Remote-sensing bootcamp fosters international collaboration
A two-week bootcamp led by Space Science and Engineering Center (SSEC) scientists in Almaty, Kazakhstan, last autumn promises to spark new collaborations with some of the nation’s top atmospheric and meteorological researchers.
Andi Walther and Denis Botambekov, research associates with the NOAA Algorithm Working Group for cloud remote sensing at the Cooperative Institute for Meteorological Satellite Studies (CIMSS), were invited by Botambekov’s alma mater, al-Farabi Kazakhstan National University, to lead the bootcamp. They instructed a group of about 15 master’s students, all of whom are studying in fields related to remote sensing and meteorology.

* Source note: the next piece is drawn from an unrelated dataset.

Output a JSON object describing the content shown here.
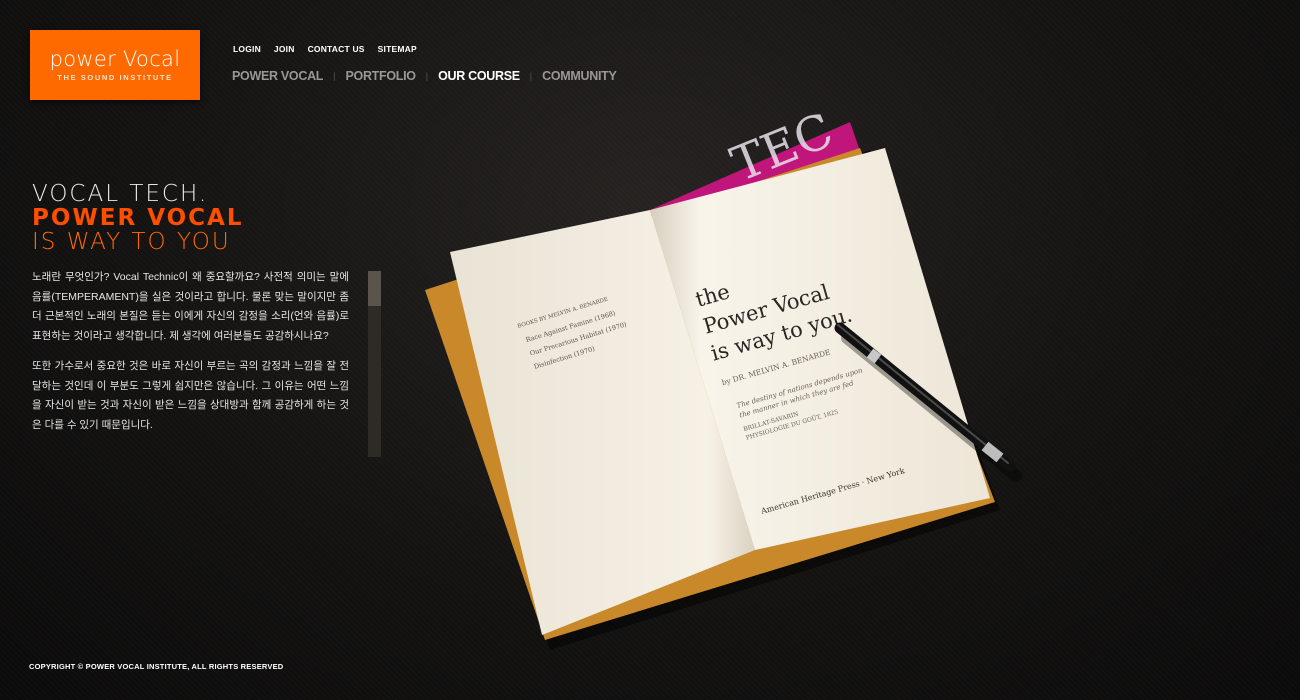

The bootcamp was part of a special program that the university organizes each year, inviting professors and researchers from overseas to share their expertise and teaching methods, this time, on the fundamentals of satellite remote sensing
“The goal is to promote international cooperation,” Walther said, adding that the exchange of expertise was two-sided. “While we were there, we talked to different professors about what they are doing, scientifically, to benefit from their experience.”
For the final two weeks in November 2014, the pair co-taught labs, seminars, and lectures for four hours each day. Some of the activities mirrored coursework that would be taught at UW-Madison, as CIMSS Director Steve Ackerman, a professor in the Department of Atmospheric and Oceanic Sciences, and other SSEC scientists supplied data bundles and materials.
For example, in one lab exercise, students installed SSEC’s Man-computer Interactive Data Access System (McIDAS) and were given hands-on tasks to complete similar to those in one of Ackerman’s 400-level satellite meteorology courses.
These were geared toward teaching students how to:
- create different RGB images from the imager sensors, which help to detect objects such as clouds, dust, smoke, and fire
- use and interpret microwave sensor data
- use and analyze infrared sounder multi-spectral displays
- understand the relationships between atmospheric absorption, scattering, cloudiness, and weighting functions
- compare data from multiple sensors (AMSR-E, MODIS, and CloudSat radar) to understand their advantages and disadvantages
Botambekov, who had participated in a similar bootcamp held at CIMSS last year, said this experience was designed to be more work-intensive. And, although most students knew some English, language differences presented an additional obstacle.
“It was a little tough,” Botambekov said, explaining that he acted as an interpreter for the class from time to time. “A lot of scientific words carry over, but sometimes it’s not a direct translation. We had to use some kind of combination to explain the concepts.”
The group included first-year and second-year graduate students from the university’s departments of Meteorology and Hydrology. Walther said they took an individualized approach, tailoring the content to each student’s background and knowledge base.
“We didn’t know how advanced the students would be,” he said. “We had to be a little bit flexible, and see what they can do.”
In addition to classroom time, the two scientists gave a presentation on SSEC, CIMSS, and the Community Satellite Processing Package (CSPP), addressing an audience of students, professors, and Kazakhstan Space Research Institute scientists, as well as representatives from Kazakhstan’s national weather service, KazHydroMet.
For some, it was their first exposure to free, open-source data-processing software.
“One of our goals was to spread the word about what is available with CSPP,” Botambekov said. “Many people were surprised, and very excited, to learn that so many data are available for free.”
Svetlana Polyakova, a researcher at al-Farabi Kazakhstan National University who initiated SSEC’s involvement in the bootcamp, recently won a national teaching award that will grant funding for her to travel outside the country as a visiting scholar. Ackerman wrote her a letter of invitation that, if approved, will allow her to study temporarily at SSEC.
“We hope this will allow us to exchange information, and for her to learn, in person, what we do here at SSEC,” Botambekov said.
Botambekov and Walther hope to continue the knowledge exchange with university students and faculty in Kazakhstan through upcoming programs.